For 30 years, says Pearl, he had it great. He did not even notice the recessions of the 1980s and 1990s. He did, however, notice 2008 and all that happened in the following five years.

“When 2008 came around we had something like £2bn of debt. I sometimes lay in bed at night trying to count to two billion. It takes you a really long time,” chuckles Pearl.

“Our main bank was Anglo Irish and they said to us, ‘you owe us nearly a billion pounds and we’d like our money back.’ That’s quite a lot of money.

“We repaid every penny. We repaid a £30m swap. It was really difficult. I had sleepless nights. I had thought we were invincible.”

But Pearl says that the threat of losing it all taught him some valuable lessons. Most notably, not to over-gear.

For the five years following that meeting in which Anglo Irish asked for its £1bn back, Pearl steadily sold off assets, something that had not been in Structadene’s business plan.

“It was very difficult for me. We sold some absolute gems. But I learned that the properties don’t actually belong to you unless you’ve paid off your debt. They belong to the bank,” he says. “But we’ve ended up with money in the bank and 45% geared overall, which is a very healthy situation.

“That was my biggest lesson,” he adds, “not to be overgeared.
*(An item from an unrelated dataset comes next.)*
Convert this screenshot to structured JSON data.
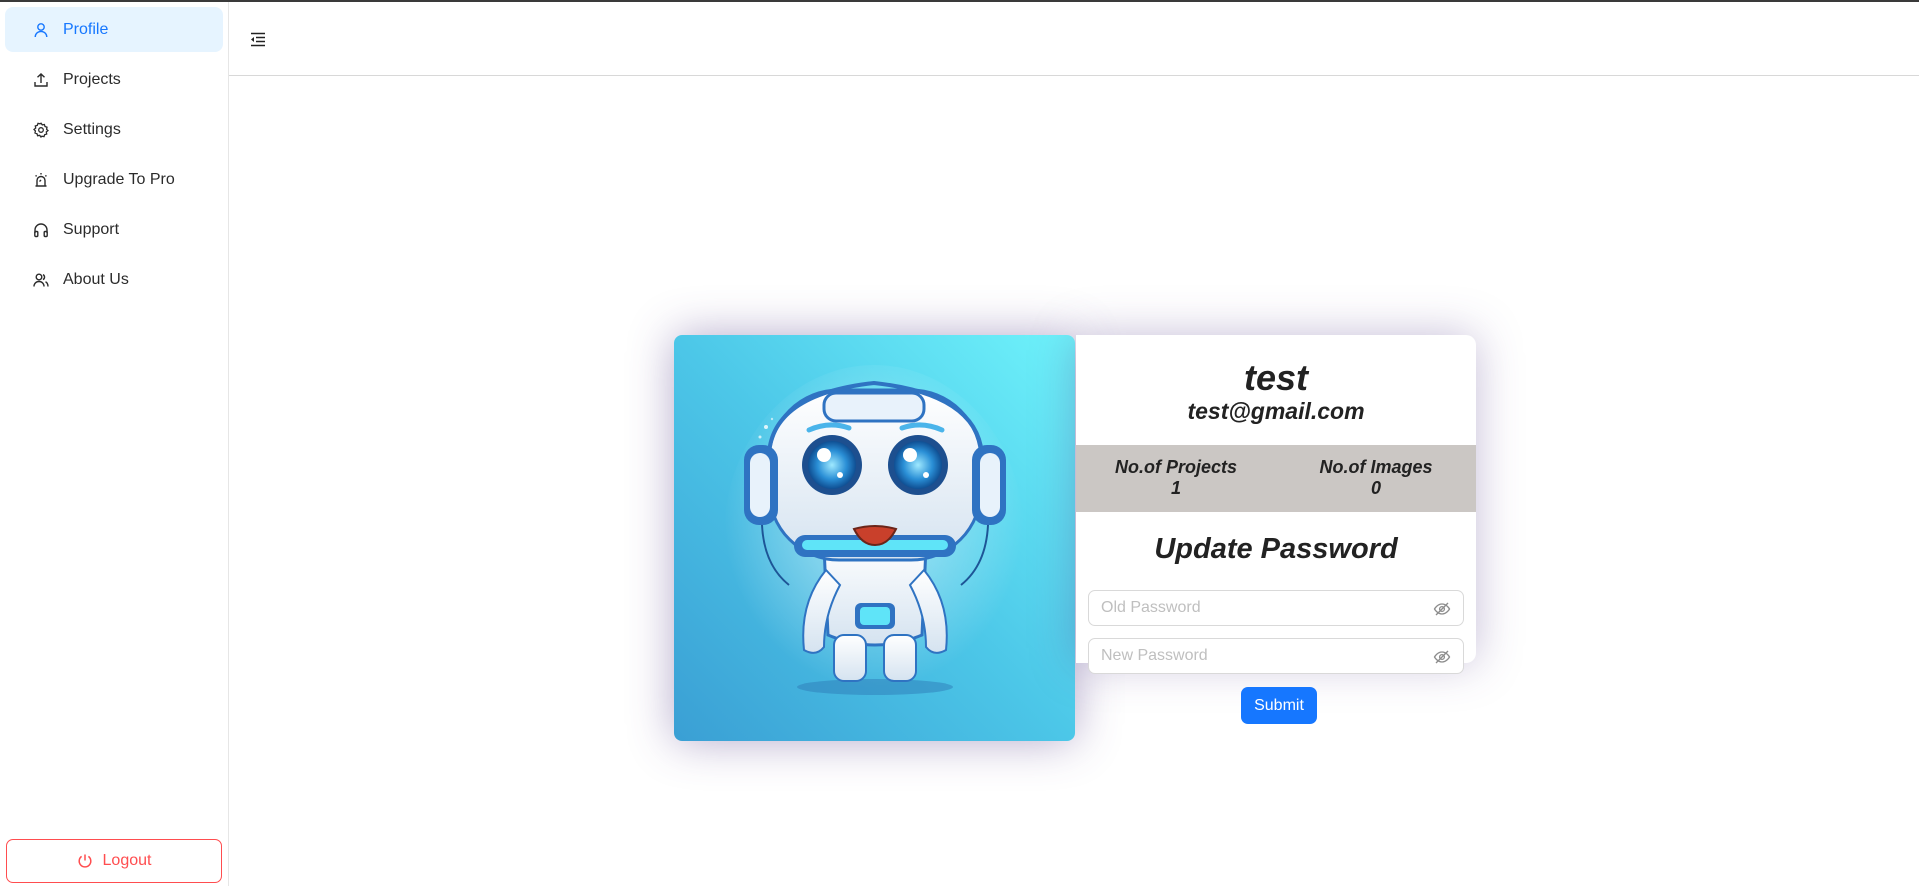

It is a recipe for disaster. We were 70-75% geared… I was 63/64 at the time and I thought, I don’t need this grief at my age. But it was thrust upon me. It was thrust upon everyone I know.”

In those first 30 years of property bliss, Structadene was focused solely on buying assets and regearing. It would buy five to 10 buildings a week and not worry about asset management or a strategy.

“It took me 30 years to realise that if you borrow money from the bank you have to repay it,” says Pearl. “No one asked me to repay any debt. For 30 years. Until 2008. It was the strangest thing.”

Now the business is focused on asset management. The portfolio comprises around 1,000 flats, 4,000 commercial tenants and a rent roll of around £100m pa. Plenty to manage. Current projects include building out 300 flats for rent, refurbishing existing stock, and a number of sizeable commercial projects in Aldgate, Hackney and the City.

After 40 years of good times working in the property market, those five years of discomfort do not appear to have put Pearl off the industry. He remains just as excited about buying buildings in London today as he did back in the mid-1960s. Albeit, with a little less debt.